Executives of Starbucks, Amazon and Google have been hauled in front of the Public Accounts Committee to face questions about their alleged UK tax avoidance practices. Margaret Hodge, Labour MP and the chair of the committee made her feelings clear by telling the executives: “We are not accusing of you being illegal, we are accusing you of being immoral.” Given the MPs recent track record, I am not at all sure how wise it is for any politician to give lectures about morality. Nevertheless, it does make good political theatre if the recipient of a lecture on morality is a multinational corporation, especially an American one.
I can’t comment what would constitute a just, or a morally acceptable, rate of tax. Thomas Sowell, a respected economist and social theorist also had problems with this same issue: "Since this is an era when many people are concerned about 'fairness' and 'social justice,' what is your 'fair share' of what someone else has worked for?" I don’t know if Sowell was ever able to find a definitive answer to his question.
Similarly, I too will have to leave this problem for our politically elected representatives to ponder about.
However, what I have to take issue with is the accusation levied against Amazon at the Committee hearing that the firm was somehow responsible for putting high street booksellers out of business by “playing the system.” Starbucks has similarly been accused for being responsible for the demise of independent coffee shops up and down the country. This is absolute poppycock. These firms’ global success can’t be explained by the amount of corporate tax they do or don’t pay in the UK. These firms are successful because they produce an offer that is perceived valuable by consumers. Starbucks has a unique “experience” that consumers prefer over other coffee shops’ offer, and Amazon’s strategy of providing unparalleled choice at a lower price resonates with those who “love a good deal.” It is the consumer whose preferences, combined with the inability by other firms to provide competing value that determine the winners and losers in a competitive marketplace.

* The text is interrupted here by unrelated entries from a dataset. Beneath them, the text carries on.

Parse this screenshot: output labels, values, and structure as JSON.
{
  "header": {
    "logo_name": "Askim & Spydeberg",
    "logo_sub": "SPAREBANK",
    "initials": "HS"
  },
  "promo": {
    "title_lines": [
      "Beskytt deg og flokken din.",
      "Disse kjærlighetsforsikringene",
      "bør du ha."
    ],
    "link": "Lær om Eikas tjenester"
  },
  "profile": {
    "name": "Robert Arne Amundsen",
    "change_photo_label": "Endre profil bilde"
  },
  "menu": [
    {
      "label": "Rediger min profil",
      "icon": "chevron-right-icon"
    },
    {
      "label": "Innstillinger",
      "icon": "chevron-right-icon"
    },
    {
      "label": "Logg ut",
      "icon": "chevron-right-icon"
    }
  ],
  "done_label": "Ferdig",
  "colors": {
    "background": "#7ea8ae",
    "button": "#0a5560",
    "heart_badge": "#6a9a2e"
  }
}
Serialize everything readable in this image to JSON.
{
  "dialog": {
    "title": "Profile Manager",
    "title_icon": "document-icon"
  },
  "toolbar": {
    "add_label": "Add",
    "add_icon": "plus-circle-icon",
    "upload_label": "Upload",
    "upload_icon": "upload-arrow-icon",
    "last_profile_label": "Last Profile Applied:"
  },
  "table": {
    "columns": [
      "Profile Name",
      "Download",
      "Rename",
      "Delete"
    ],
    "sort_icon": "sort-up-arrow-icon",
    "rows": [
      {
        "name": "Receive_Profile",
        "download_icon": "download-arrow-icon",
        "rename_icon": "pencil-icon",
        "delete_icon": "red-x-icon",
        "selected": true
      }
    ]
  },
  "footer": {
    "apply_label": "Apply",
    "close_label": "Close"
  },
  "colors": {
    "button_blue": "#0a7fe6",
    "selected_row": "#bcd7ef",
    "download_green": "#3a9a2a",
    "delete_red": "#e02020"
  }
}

Furthermore, the accusation of immoral behaviour leveled against these companies is not only inflammatory, but it also makes a presumption of intentionality. The directors of these firms, as agents of the shareholders, have a fiduciary duty to maximize shareholder wealth on a sustainable basis. The sustainability of wealth-creation is an important concept in this context. Any profit-seeking firm must balance the often-conflicting interests of the various stakeholder groups that, in addition to the shareholders, include employees, suppliers, customers, and the communities that they operate in. It is this balancing act, often captured under the umbrella term, corporate social responsibility that allows the firm to turn a profit on a sustainable basis, thus creating shared value for all key stakeholder groups.
According to yesterday's London Evening Standard, Margaret Hodge has backed a call for direct action to “punish” these firms after they had failed to convince the Public Accounts Committee about their tax affairs. "I think one should boycott these companies. I do actually think that is the right thing to do," she said after the Committee hearing.
In a free country, Mrs. Hodge has every right to call for a boycott and we all are free, at least for the time being, to choose and decide our patronage. In turn, the firms have to take into account the public sentiment, its impact on revenue generation, and balance these with the interests of other stakeholder groups. However, ultimately the choice has to remain with us, as consumers, to decide whether we value the choice given to us by these firms at a given price, and whether we perceive them as good corporate citizens. It is not for the politicians to make moral judgments on our behalf about companies that have not broken any laws.